I'm sorry @Naomi192... It seems the number of guests feature is more of a suggestion than a binding agreement.

That may be the case but I do have the airbnb emails  in which he states he will be the only one staying there...for various reasons, I am very suspicious of his situation.  Prostitution is flourishing in WI and it is ILLEGAL.

Oh... That's a whole different story. Thankfully I haven't had to endure that, but I know an Airbnb host in my very building that had this issue. I live in Miami, after all.

 

Wow, the things hosts have to put up with. Good luck and be safe!
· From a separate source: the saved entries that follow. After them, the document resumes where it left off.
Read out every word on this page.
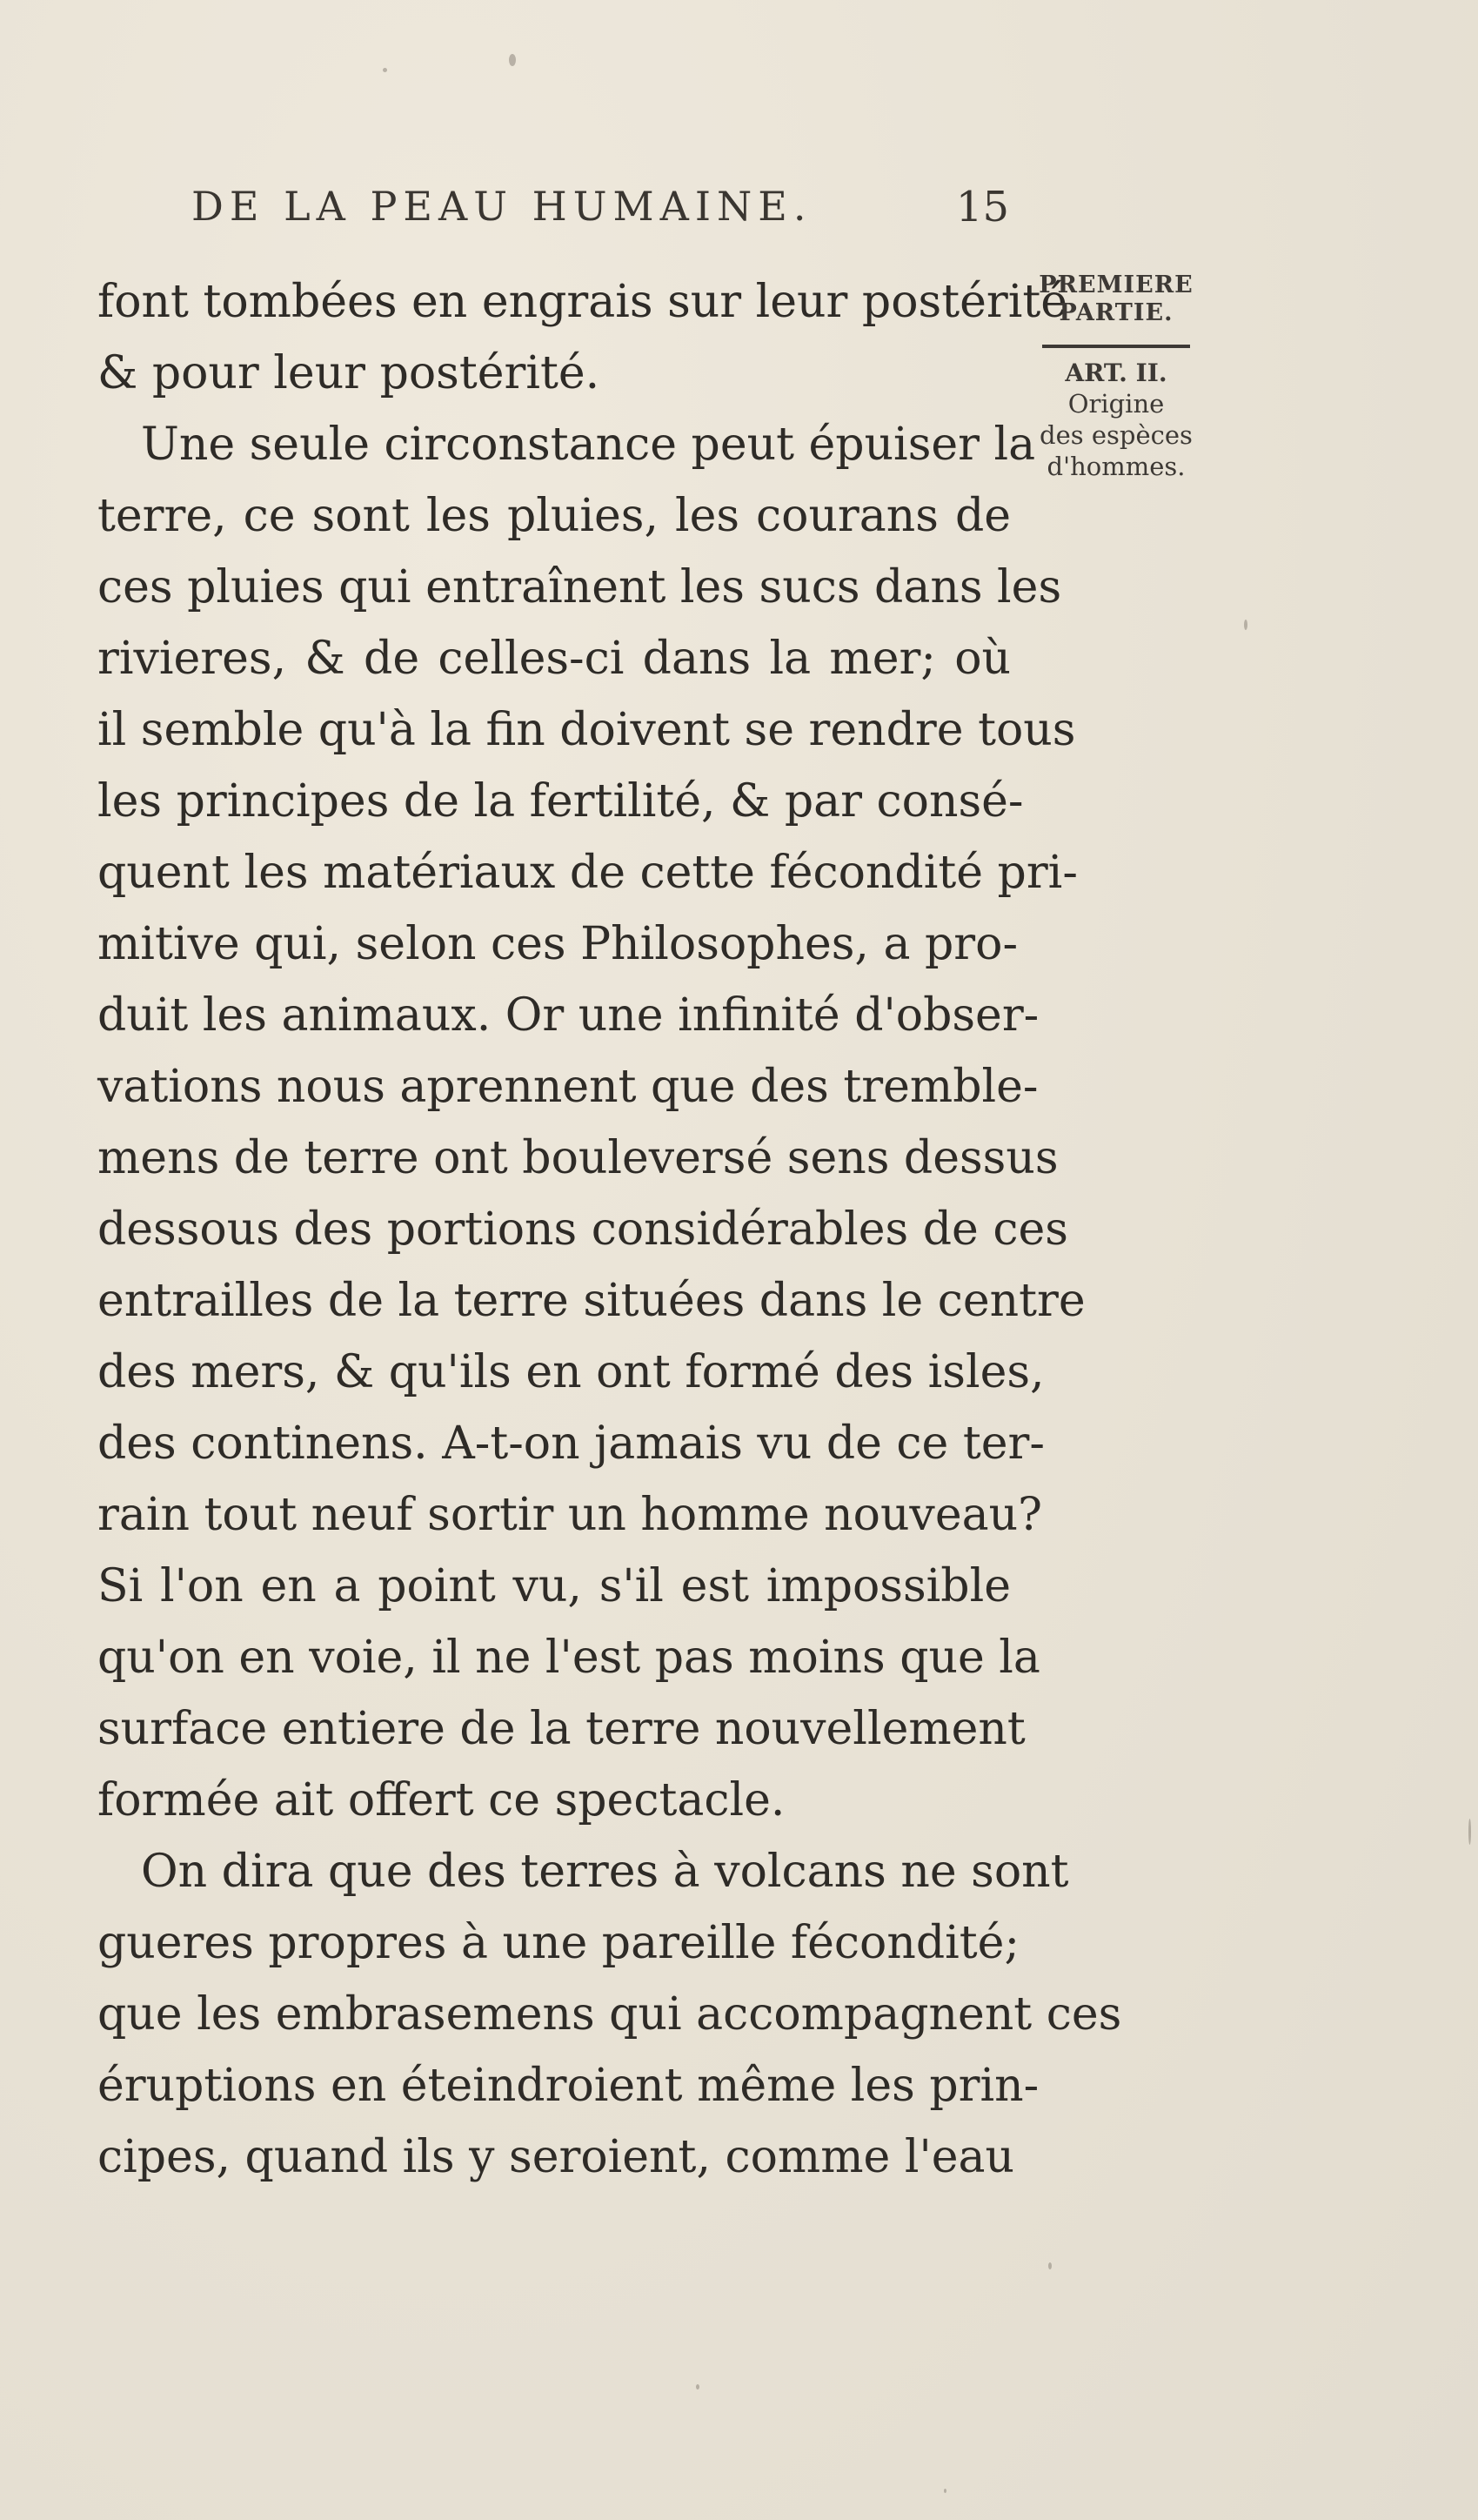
DE LA PEAU HUMAINE.	15
font tombées en engrais sur leur postérité
& pour leur postérité.
Une seule circonstance peut épuiser la
terre, ce sont les pluies, les courans de
ces pluies qui entraînent les sucs dans les
rivieres, & de celles-ci dans la mer; où
il semble qu'à la fin doivent se rendre tous
les principes de la fertilité, & par consé-
quent les matériaux de cette fécondité pri-
mitive qui, selon ces Philosophes, a pro-
duit les animaux. Or une infinité d'obser-
vations nous aprennent que des tremble-
mens de terre ont bouleversé sens dessus
dessous des portions considérables de ces
entrailles de la terre situées dans le centre
des mers, & qu'ils en ont formé des isles,
des continens. A-t-on jamais vu de ce ter-
rain tout neuf sortir un homme nouveau?
Si l'on en a point vu, s'il est impossible
qu'on en voie, il ne l'est pas moins que la
surface entiere de la terre nouvellement
formée ait offert ce spectacle.
On dira que des terres à volcans ne sont
gueres propres à une pareille fécondité;
que les embrasemens qui accompagnent ces
éruptions en éteindroient même les prin-
cipes, quand ils y seroient, comme l'eau
PREMIERE
PARTIE.
ART. II.
Origine
des espèces
d'hommes.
I don't know if that is the case or not but the point is you don't know who will be staying in your place if they are guests of the guests.  As a landlord, I've always screened my prospects and it's almost immediately clear if the kids have saved up their allowances for an overnight orgy, if the drunks have just been released from jail and momma won't let them back home, and if they haven't paid their utility bills.  I was able to "cancel" these people without them knowing my name or where my property was.  Not the case with airbnb.  The dude i cancelled knows exactly where my property is.  Time for security cameras...

@Naomi192  

Time for security cameras

 

I thought it was me just turning into a grumpy old man but that can’t be appropriated to you, so I think there’s something more to this. There really is a problem.

 

Security cameras.. Me too.

Smoking detectors.. Me. (Give an inch, take a mile).
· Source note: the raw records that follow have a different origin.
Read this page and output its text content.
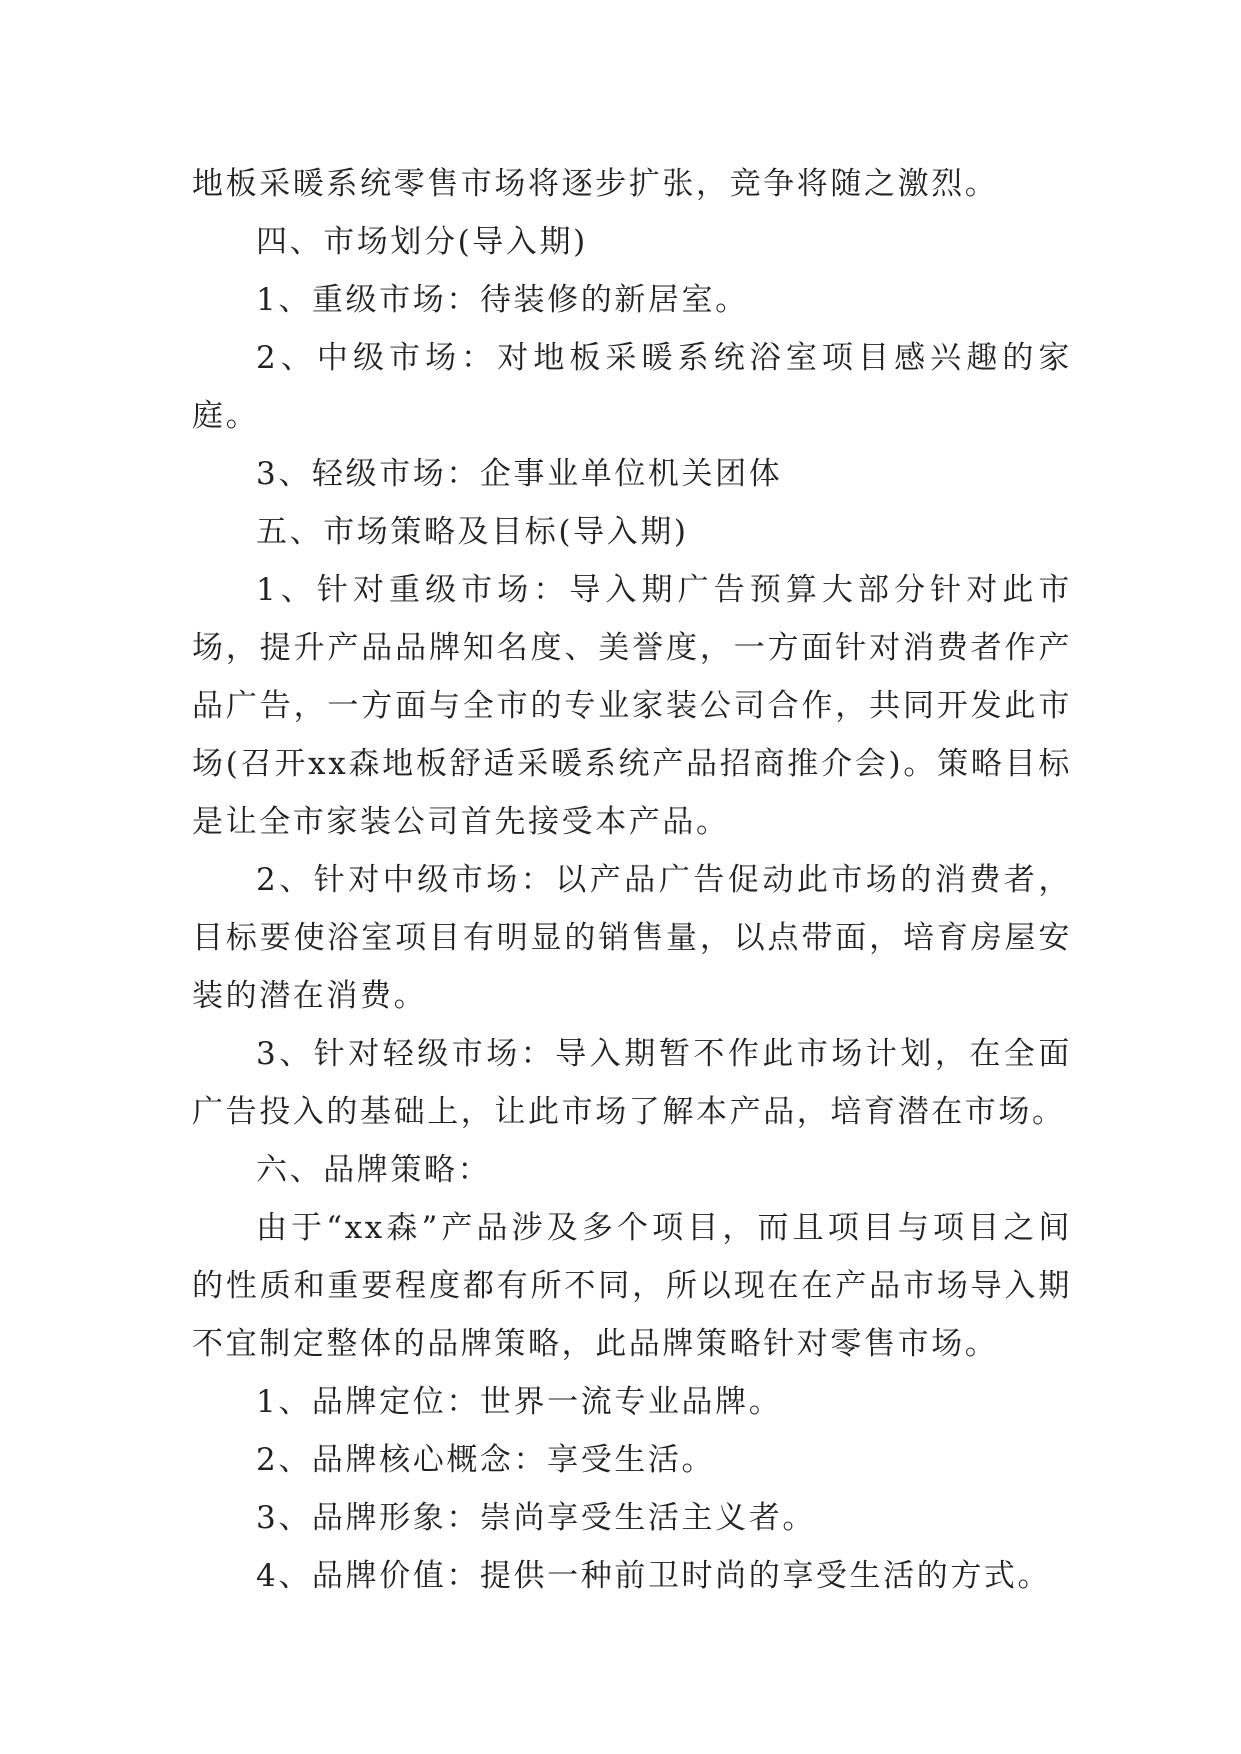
地板采暖系统零售市场将逐步扩张，竞争将随之激烈。

四、市场划分(导入期)

1、重级市场：待装修的新居室。

2、中级市场：对地板采暖系统浴室项目感兴趣的家庭。

3、轻级市场：企事业单位机关团体

五、市场策略及目标(导入期)

1、针对重级市场：导入期广告预算大部分针对此市场，提升产品品牌知名度、美誉度，一方面针对消费者作产品广告，一方面与全市的专业家装公司合作，共同开发此市场(召开xx森地板舒适采暖系统产品招商推介会)。策略目标是让全市家装公司首先接受本产品。

2、针对中级市场：以产品广告促动此市场的消费者，目标要使浴室项目有明显的销售量，以点带面，培育房屋安装的潜在消费。

3、针对轻级市场：导入期暂不作此市场计划，在全面广告投入的基础上，让此市场了解本产品，培育潜在市场。

六、品牌策略：

由于“xx森”产品涉及多个项目，而且项目与项目之间的性质和重要程度都有所不同，所以现在在产品市场导入期不宜制定整体的品牌策略，此品牌策略针对零售市场。

1、品牌定位：世界一流专业品牌。

2、品牌核心概念：享受生活。

3、品牌形象：崇尚享受生活主义者。

4、品牌价值：提供一种前卫时尚的享受生活的方式。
Guests taking advantage and pushing the limits with the back up of AirBnb... Every Host Resisting.

 

We’re trusting. We’re respectful. We expect other people are the same, alas not. 

 

Airbnb seemed like a great hosting and marketing arrangement but now getting to  understand the passive aggression of the system is really uncomfortable. It is promoting reactions towards protection in us which is worrying.

 

Ignorance was really bliss, the sharing community we really agree with, being taken advantage of... Which planet do you think we were born on?

 

As an aside, AirBnb have an option for guests to ‘invite other guests to join this reservation’.  I’m pushing this in my reservations because ultimately ‘registered guests’ have a history and I would far prefer their details be held on AirBnb for future reference in order to track future misdemeanours. Whether that will happen or not- who knows?

 

I wish AirBnb was that ‘Happy Place’ I/we thought it was.

 

No, you're not turning into a grumpy old man...you're simply becoming older and wiser.  I agree with everything you said, but i do still have reservations about guests recommending guests....perspectives vary greatly, and it only takes one bad guest to put you out of business permenantly.  airbnb is penalizing me $100 for cancelling a reservation which was "misleading" and which put me and my property at risk.  I have blocked off all available days on the properties I had listed and i will not be renting those out thru airbnb....and I may cancel remaining reservations even if they charge me because it is not worth risking my 30 year reputation as a responsible rental manager...I have repeat residents that trust me with their tranquility and safety.